彬子女王の周りの友人や先生がたが素晴らしい人ばかりで、それは彬子女王自身が真面目でお優しく、気さくなお人柄だからこそだと思った。大英博物館で日本美術に関する調査をなさる姿は真剣そのもので、博士論文を書いているお姿はどの博士課程の人とも変わらない。英語話者ではない筆者がオックスフォードで取られた博士号は文字通り汗と涙の結晶だった。

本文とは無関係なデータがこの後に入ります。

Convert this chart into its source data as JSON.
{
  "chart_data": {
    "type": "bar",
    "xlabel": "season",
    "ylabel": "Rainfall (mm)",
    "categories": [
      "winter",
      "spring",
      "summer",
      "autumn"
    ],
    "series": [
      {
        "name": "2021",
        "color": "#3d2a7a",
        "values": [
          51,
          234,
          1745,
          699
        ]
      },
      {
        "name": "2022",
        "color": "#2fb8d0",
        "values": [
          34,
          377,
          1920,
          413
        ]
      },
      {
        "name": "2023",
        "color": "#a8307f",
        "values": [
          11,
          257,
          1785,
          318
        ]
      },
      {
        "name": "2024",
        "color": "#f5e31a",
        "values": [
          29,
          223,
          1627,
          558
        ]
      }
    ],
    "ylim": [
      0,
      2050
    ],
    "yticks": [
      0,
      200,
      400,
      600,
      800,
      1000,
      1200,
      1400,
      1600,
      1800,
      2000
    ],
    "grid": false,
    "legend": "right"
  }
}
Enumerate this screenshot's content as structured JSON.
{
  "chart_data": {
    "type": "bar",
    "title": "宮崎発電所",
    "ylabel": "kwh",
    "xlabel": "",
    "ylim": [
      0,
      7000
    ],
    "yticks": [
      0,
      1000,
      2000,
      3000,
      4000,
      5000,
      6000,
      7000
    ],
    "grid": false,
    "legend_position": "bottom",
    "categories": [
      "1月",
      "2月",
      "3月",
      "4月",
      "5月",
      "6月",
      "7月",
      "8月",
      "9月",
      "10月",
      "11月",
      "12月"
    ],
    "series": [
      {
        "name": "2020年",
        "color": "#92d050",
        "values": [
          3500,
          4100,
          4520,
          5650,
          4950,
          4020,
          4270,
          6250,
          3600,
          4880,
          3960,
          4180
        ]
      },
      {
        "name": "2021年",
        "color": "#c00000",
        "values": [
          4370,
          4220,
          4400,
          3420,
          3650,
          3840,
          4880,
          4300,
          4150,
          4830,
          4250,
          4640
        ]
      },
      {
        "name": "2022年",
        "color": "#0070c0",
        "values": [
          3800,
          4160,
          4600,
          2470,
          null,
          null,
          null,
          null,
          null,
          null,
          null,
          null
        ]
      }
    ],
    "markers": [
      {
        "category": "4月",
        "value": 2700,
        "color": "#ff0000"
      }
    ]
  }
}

章ごとのタイトルが四字熟語になっていて、知らない四字熟語がたくさんあり「さすが含蓄のある方だなぁ…」と思った。
観た展示
市谷の杜 本と活字館
市ヶ谷の大日本印刷(DNP)本社前にある資料館。意外なことにオープンは2020年と最近で、建物内には活字をストックしておく棚と活版印刷機がズラリと並び「銀河鉄道の夜でジョバンニがバイトしてたところ」のような室内。活字はインクで黒く光り、室内全体が重厚な雰囲気だった。活字のもととなる「作字」の工程から説明があり、秀英体のオリジナルがここに…!という感動でいっぱいになった。
2階には企画展の「発見!雑誌づくり工場(無線とじ編)」。工程ごとに実物が並べられているのが分かりやすい。オフセット印刷の版の作り方を理論では知ってたけど、具体的な仕組みまでは知らなかったのでそれを勉強できてよかった。自分の雑誌が印刷工場で印刷されている様子を見たことはあるが、やっぱり製本の過程は何度見ても感動する。
また、その横には活版印刷の体験コーナーや活版印刷の紙製品ショップがあった。体験コーナでは箔押しの体験や「テキン」と呼ばれる卓上タイプの小型の活版印刷機の体験ができる。実際に体験させてもらったが結構力がいるので大変たった。でも楽しい。
スタッフの方に話を聞くと、この資料館は旧市谷工場の「時計台」移築してきた建物で、中は所々改装しているとのこと。箔押しの方法なども詳しく教えて下さり、本当に勉強になった。
本が好きな方、字書きの方は行かれてみてはどうでしょうか??無料です。
www.youtube.com
莉佳子ちゃんの人生が幸せなものになりますように。